A simple algorithm for Combinatorial n-fold ILPs using the Steinitz Lemma

TL;DR

This paper introduces a straightforward algorithm for combinatorial n-fold integer linear programs using the Steinitz lemma, offering improvements over existing methods in terms of simplicity and efficiency.

Contribution

The paper presents a novel, simple algorithm for combinatorial n-fold ILPs leveraging the Steinitz lemma, bypassing the need for linear relaxations and augmentation frameworks.

Findings

The algorithm effectively solves combinatorial n-fold ILPs with unbounded non-negative variables.

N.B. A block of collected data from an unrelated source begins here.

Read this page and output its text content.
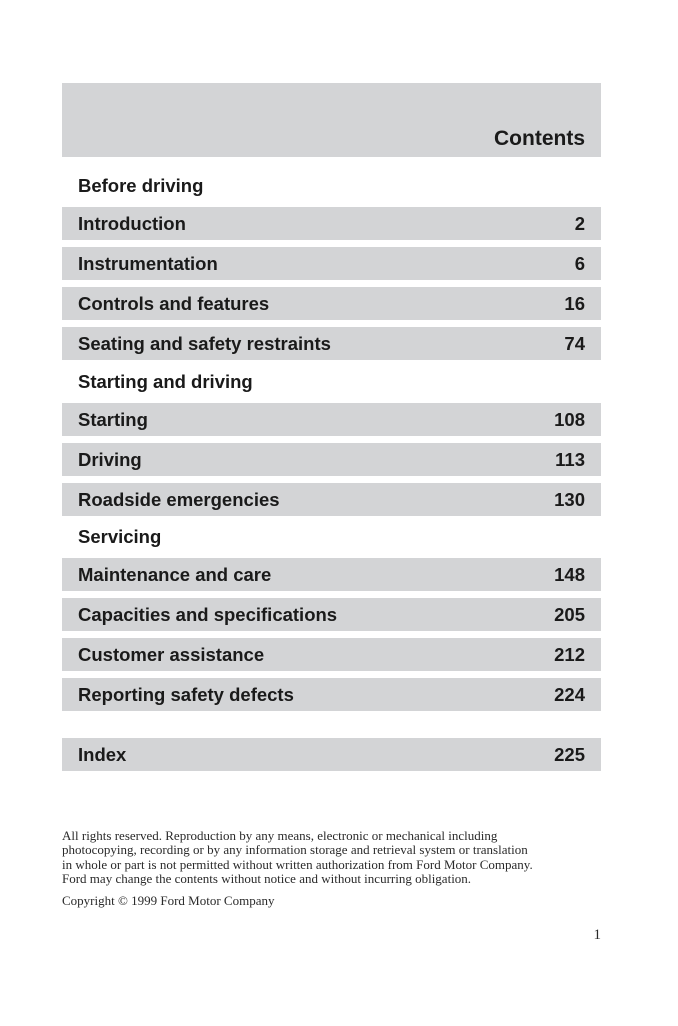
Contents
Before driving
Introduction	2
Instrumentation	6
Controls and features	16
Seating and safety restraints	74
Starting and driving
Starting	108
Driving	113
Roadside emergencies	130
Servicing
Maintenance and care	148
Capacities and specifications	205
Customer assistance	212
Reporting safety defects	224
Index	225
All rights reserved. Reproduction by any means, electronic or mechanical including
photocopying, recording or by any information storage and retrieval system or translation
in whole or part is not permitted without written authorization from Ford Motor Company.
Ford may change the contents without notice and without incurring obligation.
Copyright © 1999 Ford Motor Company
1
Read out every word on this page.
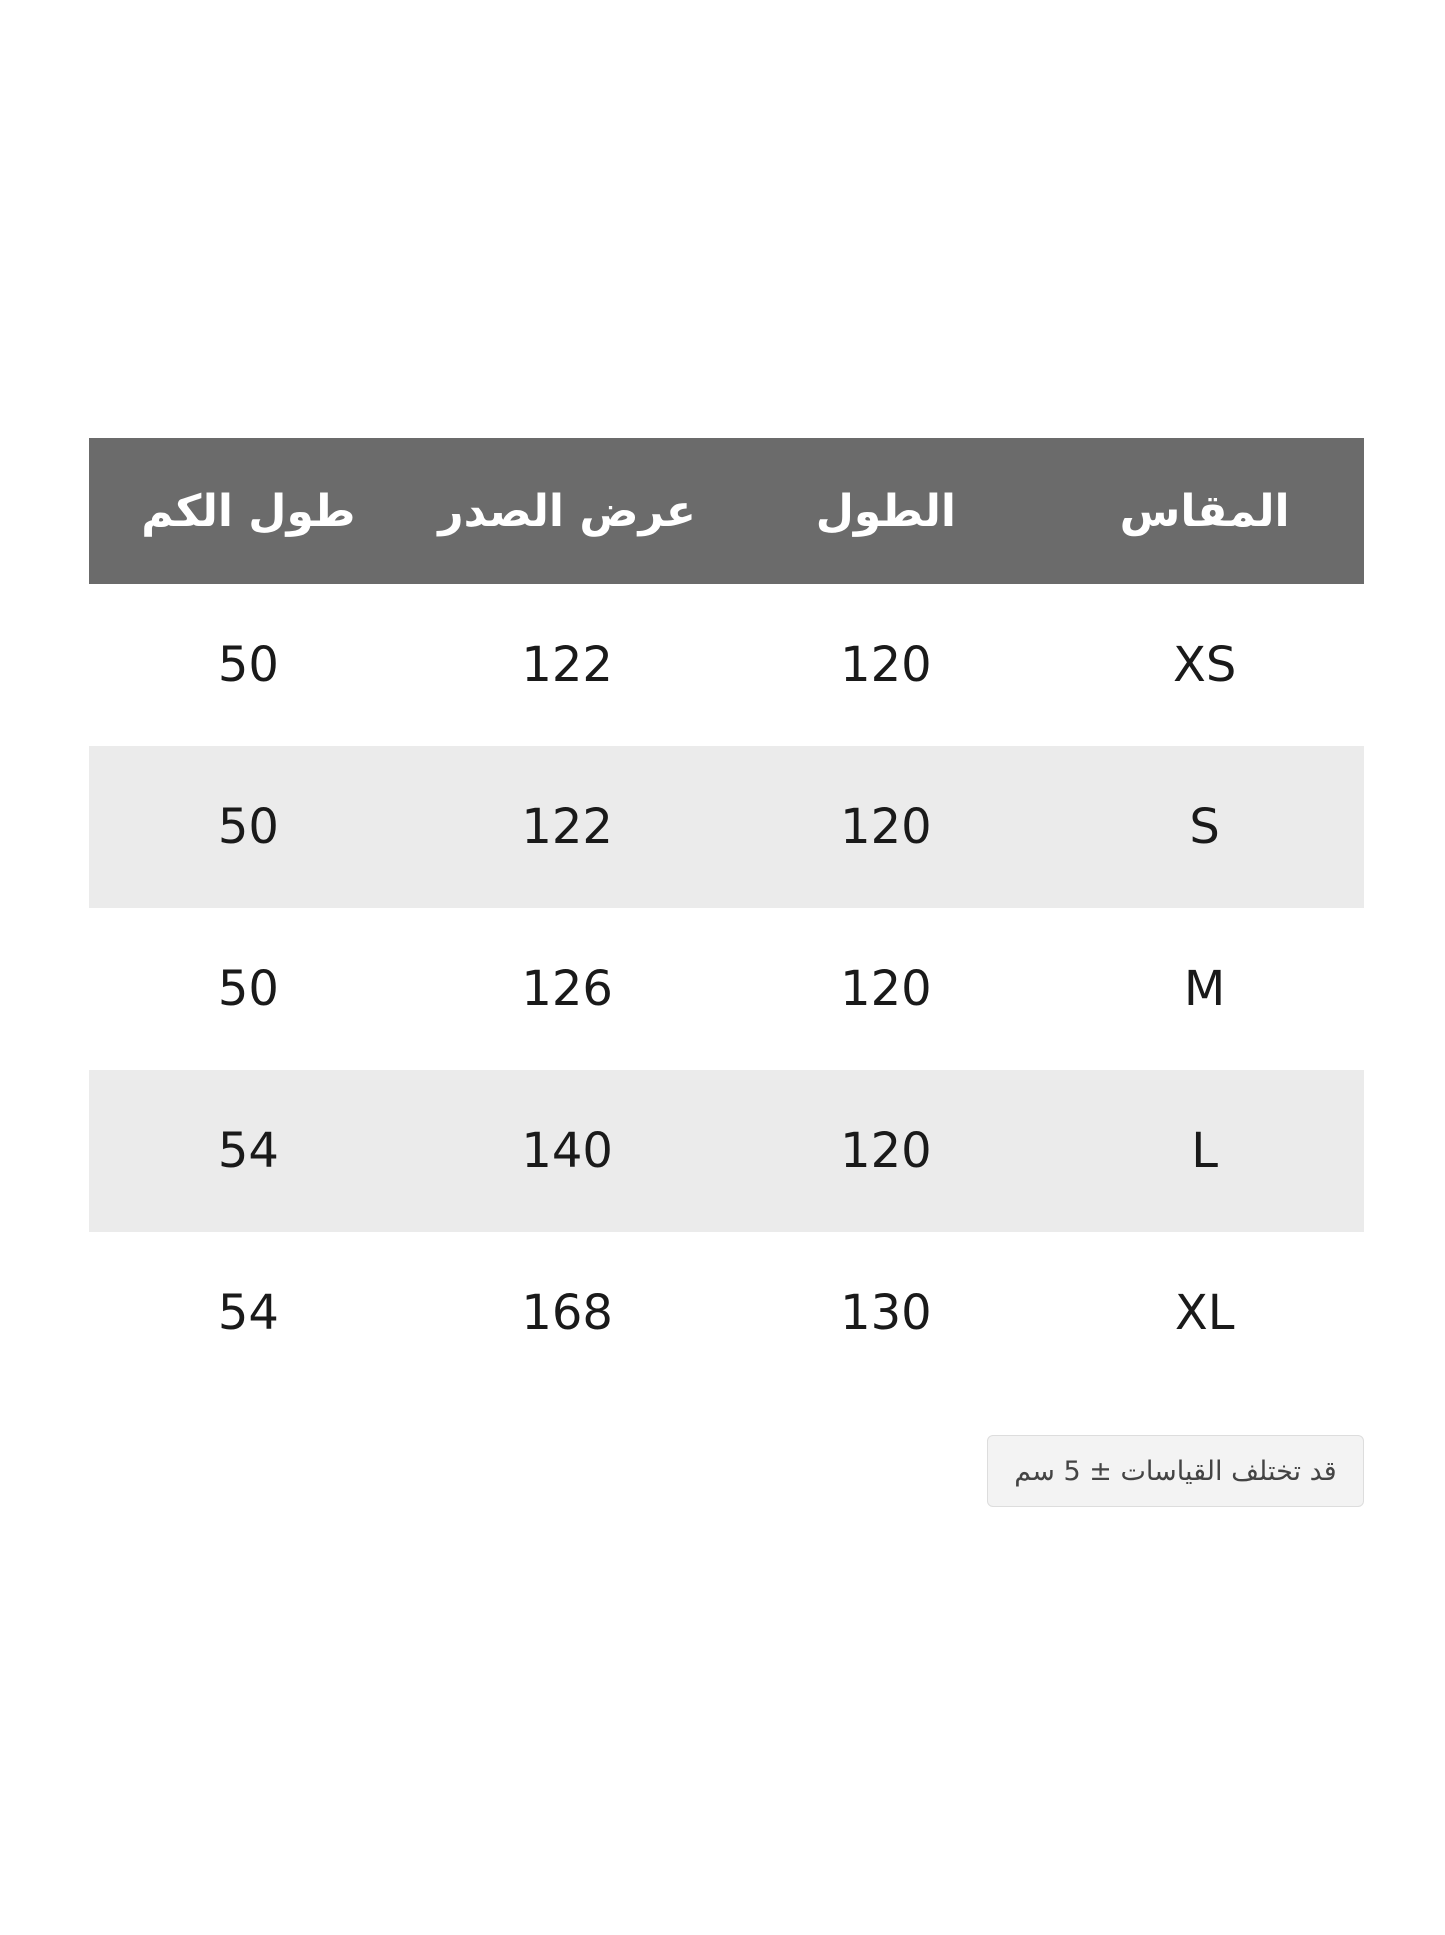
المقاس	الطول	عرض الصدر	طول الكم
XS	120	122	50
S	120	122	50
M	120	126	50
L	120	140	54
XL	130	168	54
قد تختلف القياسات ± 5 سم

It improves the running time of existing algorithms depending on input structure.

The approach offers a more direct and simpler solution method.

Abstract

We present an algorithm for a class of $n$-fold ILPs: whose existing algorithms in literature typically (1) are based on the \textit{augmentation framework} where one starts with an arbitrary solution and then iteratively moves towards an optimal solution by solving appropriate programs; and (2) require solving a linear relaxation of the program. Combinatorial $n$-fold ILPs is a class introduced and studied by Knop et al. [MP2020] that captures several other problems in a variety of domains. We present a simple and direct algorithm that solves Combinatorial $n$-fold ILPs with unbounded non-negative variables via an application of the Steinitz lemma, a classic result regarding reordering of vectors. Depending on the structure of the input, we also improve upon the existing algorithms in literature in terms of the running time, thereby showing an improvement that mirrors the one shown by Rohwedder [ICALP2025] contemporaneously and independently.